O TEMPO é um tecelão habilidoso, entrelaçando os fios da vida com a destreza de um mestre. Ele tece memórias, sonhos e desejos em um padrão único e nós, meros observadores, assistimos enquanto o pano de fundo se forma majestoso. Corre uma tarde bonita e calma, dessas em que o sol se esconde tímido atrás das folhas douradas. Na praça principal, aliás, a única aqui deste lugarejo, bancos de cimento acalentam histórias de amor. Lembram risos e choros. Festejam os idos de casais namorando. Os pombos esfomeados não são os mesmos, tampouco os passarinhos. Nem os bebês em seus carrinhos e babás. Eu estou sentado em um desses bancos sujos, olhando o tempo passar.
Uma senhora de idade, ossos e células longínquas, as vestes estropiadas, os cabelos em desalinho, se aproxima. Endereça-me uma boa tarde e pergunta se pode se sentar a meu lado. Respondo com um sorriso largo no rosto fechado. Seus olhos carregam a sabedoria de quem viu muitas outras e não aproveitou nenhuma. Ela se acomoda, olha para o céu e diz:
— O tempo se esvai, meu jovem. Por vezes, rápido demais. Em outras, devagar, quase parando, como um rio, de passos cansados, trazendo águas de muito longe... de repente, seu leito se queda preguiçoso dormitando exausto ao sabor de uma das margens.
Ela me conta, após esta introdução criativa, sobre a sua juventude. Fala dos amores perdidos. Descreve os sonhos realizados e os que ficaram pelo meio do caminho, como cachorros que por algum motivo caíram dos caminhões de mudanças e jamais foram encontrados:
— Tudo passa – repete três vezes tais palavras, como se recitasse um mantra. As estações, como as de um trem, mudam. As pessoas embarcam ou desembarcam, se transformam.… Todavia, o que cria raízes, são as memórias póstumas. Automaticamente elas também se decompõem. Vem e vão. As horas correm. Na verdade, voam. Perceba que os ponteiros são “incansáveis”. O que vemos estático, são as lembranças.
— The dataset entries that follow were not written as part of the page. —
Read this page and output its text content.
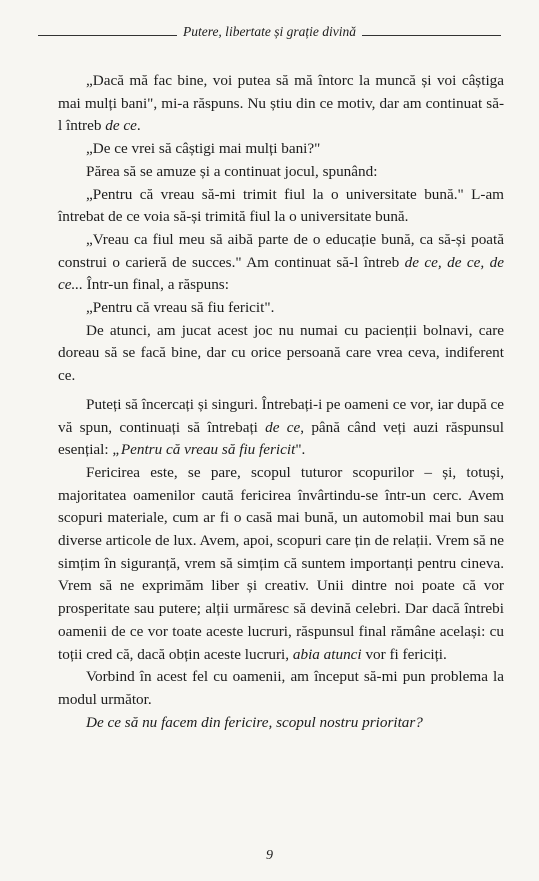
Putere, libertate și grație divină

„Dacă mă fac bine, voi putea să mă întorc la muncă și voi câștiga mai mulți bani", mi-a răspuns. Nu știu din ce motiv, dar am continuat să-l întreb de ce.

„De ce vrei să câștigi mai mulți bani?"

Părea să se amuze și a continuat jocul, spunând:

„Pentru că vreau să-mi trimit fiul la o universitate bună." L-am întrebat de ce voia să-și trimită fiul la o universitate bună.

„Vreau ca fiul meu să aibă parte de o educație bună, ca să-și poată construi o carieră de succes." Am continuat să-l întreb de ce, de ce, de ce... Într-un final, a răspuns:

„Pentru că vreau să fiu fericit".

De atunci, am jucat acest joc nu numai cu pacienții bolnavi, care doreau să se facă bine, dar cu orice persoană care vrea ceva, indiferent ce.

Puteți să încercați și singuri. Întrebați-i pe oameni ce vor, iar după ce vă spun, continuați să întrebați de ce, până când veți auzi răspunsul esențial: „Pentru că vreau să fiu fericit".

Fericirea este, se pare, scopul tuturor scopurilor – și, totuși, majoritatea oamenilor caută fericirea învârtindu-se într-un cerc. Avem scopuri materiale, cum ar fi o casă mai bună, un automobil mai bun sau diverse articole de lux. Avem, apoi, scopuri care țin de relații. Vrem să ne simțim în siguranță, vrem să simțim că suntem importanți pentru cineva. Vrem să ne exprimăm liber și creativ. Unii dintre noi poate că vor prosperitate sau putere; alții urmăresc să devină celebri. Dar dacă întrebi oamenii de ce vor toate aceste lucruri, răspunsul final rămâne același: cu toții cred că, dacă obțin aceste lucruri, abia atunci vor fi fericiți.

Vorbind în acest fel cu oamenii, am început să-mi pun problema la modul următor.

De ce să nu facem din fericire, scopul nostru prioritar?

9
Eu olho discretamente para o relógio da torre da igreja do outro lado junto ao coreto. Os ponteiros dançam marcando o compasso da vida. O vento sussurra segredos em meus ouvidos. E a senhorinha ali, falando pelos cotovelos:
— Tudo se esvai, meu prezado. As dores, as alegrias, os momentos de solidão, os abraços apertados dos que nos sãos caros. Os choros dos recém-nascidos, a voz da nossa mãe chamando para o café, o pai saindo para o trabalho... as crianças afoitas em direção a escola, em suntuosas algazarras...
De repente, do nada, ela se levanta. Sem se despedir, vira as costas e vai embora. Se afasta numa lentidão carente, como se o peso da sua idade fosse o principal motivo dos seus pés descalços se fazerem demasiadamente lentos e sem um destino pré-estabelecido.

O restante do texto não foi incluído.